Eliminating Backdoors in Neural Code Models for Secure Code Understanding

TL;DR

This paper introduces EliBadCode, a novel method to detect and eliminate backdoors in neural code models by inverting triggers and unlearning them, enhancing security in code understanding tasks.

Contribution

EliBadCode is the first approach to efficiently identify and remove backdoors in neural code models using trigger inversion and model unlearning techniques.

Findings

EliBadCode effectively removes backdoors in multiple neural code models.

The method minimally impacts the models' normal functionality.

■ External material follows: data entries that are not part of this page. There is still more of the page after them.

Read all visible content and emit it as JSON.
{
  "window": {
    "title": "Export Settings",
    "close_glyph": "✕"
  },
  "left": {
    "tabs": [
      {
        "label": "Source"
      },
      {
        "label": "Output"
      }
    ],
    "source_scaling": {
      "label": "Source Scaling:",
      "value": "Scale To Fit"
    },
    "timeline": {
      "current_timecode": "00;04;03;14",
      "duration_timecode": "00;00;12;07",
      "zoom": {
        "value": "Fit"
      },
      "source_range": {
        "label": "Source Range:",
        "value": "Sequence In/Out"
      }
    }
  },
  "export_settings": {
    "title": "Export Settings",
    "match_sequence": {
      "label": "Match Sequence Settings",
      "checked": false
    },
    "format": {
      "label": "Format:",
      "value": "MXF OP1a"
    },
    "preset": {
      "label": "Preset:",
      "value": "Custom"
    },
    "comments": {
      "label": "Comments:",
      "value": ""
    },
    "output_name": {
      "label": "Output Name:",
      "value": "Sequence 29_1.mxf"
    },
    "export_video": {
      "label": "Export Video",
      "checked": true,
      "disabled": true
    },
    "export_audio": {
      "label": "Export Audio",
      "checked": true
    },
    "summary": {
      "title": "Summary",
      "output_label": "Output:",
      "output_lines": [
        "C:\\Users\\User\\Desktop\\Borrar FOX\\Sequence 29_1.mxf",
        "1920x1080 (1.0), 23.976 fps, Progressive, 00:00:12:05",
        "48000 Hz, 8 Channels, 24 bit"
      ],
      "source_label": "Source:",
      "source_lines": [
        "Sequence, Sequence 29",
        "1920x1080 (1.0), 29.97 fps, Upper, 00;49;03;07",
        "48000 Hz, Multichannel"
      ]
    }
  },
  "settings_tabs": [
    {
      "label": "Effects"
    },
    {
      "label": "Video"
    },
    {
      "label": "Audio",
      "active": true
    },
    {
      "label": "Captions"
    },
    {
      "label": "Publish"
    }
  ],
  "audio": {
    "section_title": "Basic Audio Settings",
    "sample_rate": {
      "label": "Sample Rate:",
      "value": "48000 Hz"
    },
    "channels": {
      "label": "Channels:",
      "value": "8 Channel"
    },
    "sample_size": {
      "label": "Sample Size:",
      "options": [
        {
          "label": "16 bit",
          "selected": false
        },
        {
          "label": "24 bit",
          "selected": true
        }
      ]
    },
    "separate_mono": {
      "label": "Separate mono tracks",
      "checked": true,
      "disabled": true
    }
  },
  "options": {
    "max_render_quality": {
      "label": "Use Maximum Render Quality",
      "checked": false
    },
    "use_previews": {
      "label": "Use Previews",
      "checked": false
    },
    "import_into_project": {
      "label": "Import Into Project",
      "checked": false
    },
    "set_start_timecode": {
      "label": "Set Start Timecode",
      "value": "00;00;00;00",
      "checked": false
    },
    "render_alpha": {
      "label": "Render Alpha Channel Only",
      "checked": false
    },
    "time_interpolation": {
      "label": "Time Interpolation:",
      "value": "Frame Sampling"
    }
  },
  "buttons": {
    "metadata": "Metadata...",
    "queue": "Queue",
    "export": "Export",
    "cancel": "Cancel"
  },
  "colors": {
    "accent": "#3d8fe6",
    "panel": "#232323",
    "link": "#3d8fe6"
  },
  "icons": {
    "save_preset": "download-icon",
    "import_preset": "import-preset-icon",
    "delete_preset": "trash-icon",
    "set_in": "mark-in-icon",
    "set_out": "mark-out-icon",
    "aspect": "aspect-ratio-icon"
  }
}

EliBadCode outperforms existing defenses in backdoor elimination.

Abstract

Neural code models (NCMs) have been widely used to address various code understanding tasks, such as defect detection. However, numerous recent studies reveal that such models are vulnerable to backdoor attacks. Backdoored NCMs function normally on normal/clean code snippets, but exhibit adversary-expected behavior on poisoned code snippets injected with the adversary-crafted trigger. It poses a significant security threat. Therefore, there is an urgent need for effective techniques to detect and eliminate backdoors stealthily implanted in NCMs. To address this issue, in this paper, we innovatively propose a backdoor elimination technique for secure code understanding, called EliBadCode. EliBadCode eliminates backdoors in NCMs by inverting/reverse-engineering and unlearning backdoor triggers. Specifically, EliBadCode first filters the model vocabulary for trigger tokens based on the naming conventions of specific programming languages to reduce the trigger search space and cost. Then, EliBadCode introduces a sample-specific trigger position identification method, which can reduce the interference of non-backdoor (adversarial) perturbations for subsequent trigger inversion, thereby producing effective inverted backdoor triggers efficiently. Backdoor triggers can be viewed as backdoor (adversarial) perturbations. Subsequently, EliBadCode employs a Greedy Coordinate Gradient algorithm to optimize the inverted trigger and designs a trigger anchoring method to purify the inverted trigger. Finally, EliBadCode eliminates backdoors through model unlearning. We evaluate the effectiveness of EliBadCode in eliminating backdoors implanted in multiple NCMs used for three safety-critical code understanding tasks. The results demonstrate that EliBadCode can effectively eliminate backdoors while having minimal adverse effects on the normal functionality of the model.